Wolfson College in Cambridge sort-of-strips Carrie Lam of her honorary fellowship. Strictly speaking, they mumble – under pressure – about looking into her role in suppressing Hong Kong’s rights and freedoms, and eventually she gets the message and does a stroppy foot-stamping act of ‘returning’ the award. Like she ‘withdrew’ the visa the US cancelled the instant she was sanctioned. (‘Please find enclosed your Fellowship, for which I have no further use. Thank you for your attention.’)
To emphasize how little Beijing cares about the slight from Wolfson, Globular Times publishes a stream of articles excitedly praising Carrie as mature and dignified, and We spit contemptuously on your Western fellowship flim-flam, and Gosh Cambridge U is making itself look silly isn’t it?

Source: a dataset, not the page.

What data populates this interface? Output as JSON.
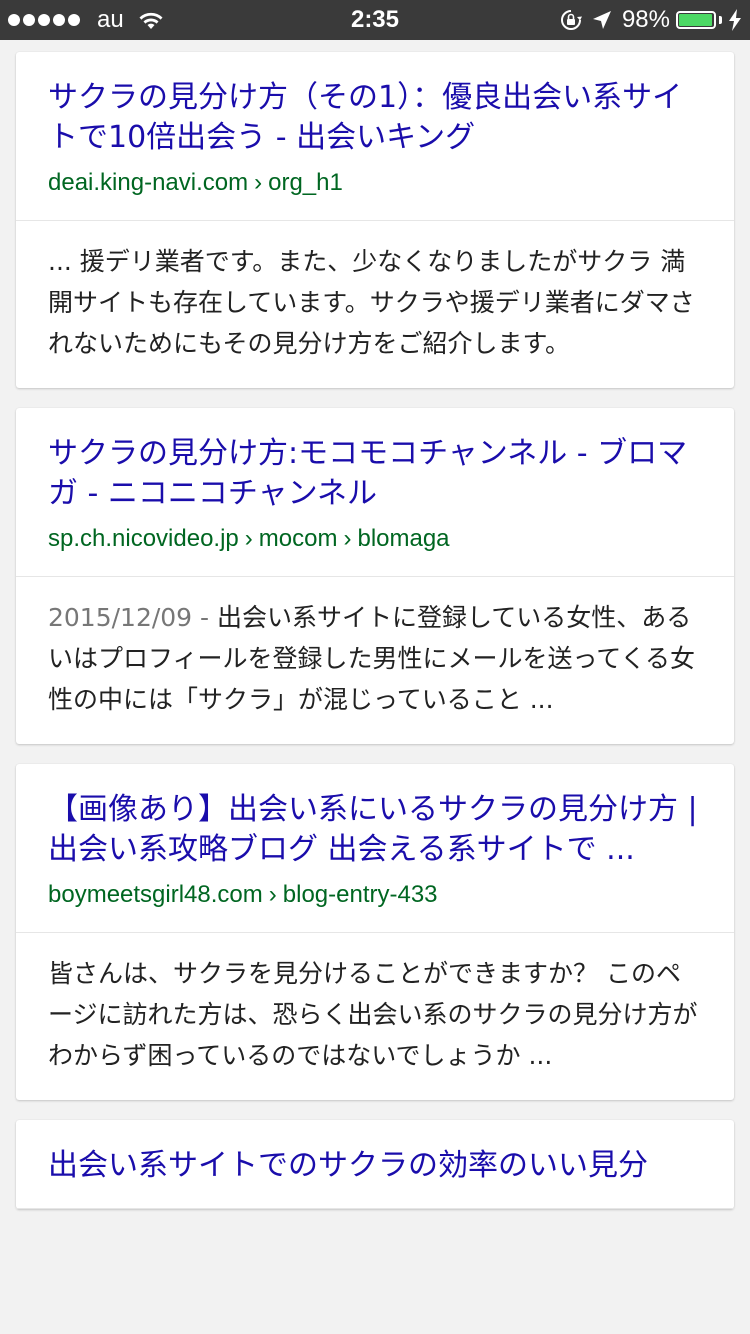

Meanwhile, another great and noble seat of learning invents the meaningless but allegedly fancy-sounding title ‘Belt and Road Academician from Oxford University’ for Hong Kong tycoon and donor Chan King-wai. (Note the multi-dimensional shoe-shining going on here: Oxford flatters the guy with a tawdry fake accreditation, while he – and the university – grovel to Xi Jinping by giving a name-check to the neo-colonial debt-trap vision. An obsequiousness win-win!)
The Guardian says the award and inane cosplay presentation ceremony ‘raise concerns about Chinese influence on UK higher education’. But surely, in cases like this it’s the other way round – exploitative and cynical universities mesmerizing vain and gullible Hong Kong industrialists (born on a fishing boat and barely went to elementary school) with tawdry honorary awards in order to extract money from them.
Mr Chan is boss of Hong Kong King Wai Group and a CPPCC member, and also sits on the Our Hong Kong Foundation’s Alarming Hair sub-committee. He likes cultivating – or being cultivated by – academia. Shoe-shining administrators at HK Baptist U rush to announce Dr Chan SBS’s idiotic-sounding ‘Oxford Belt and Road Academician’ bauble on their own website. The odious fawning over the odious.
In case there’s still room in your sick-bag, fans of shameless grovelling will like this from around 10 years ago – a French film director pens a putrid pile of puke-provoking Panda-puffery begging for another chance after ‘hurting the feelings’ with a movie about Tibet. What’s French for ‘Eeewww’?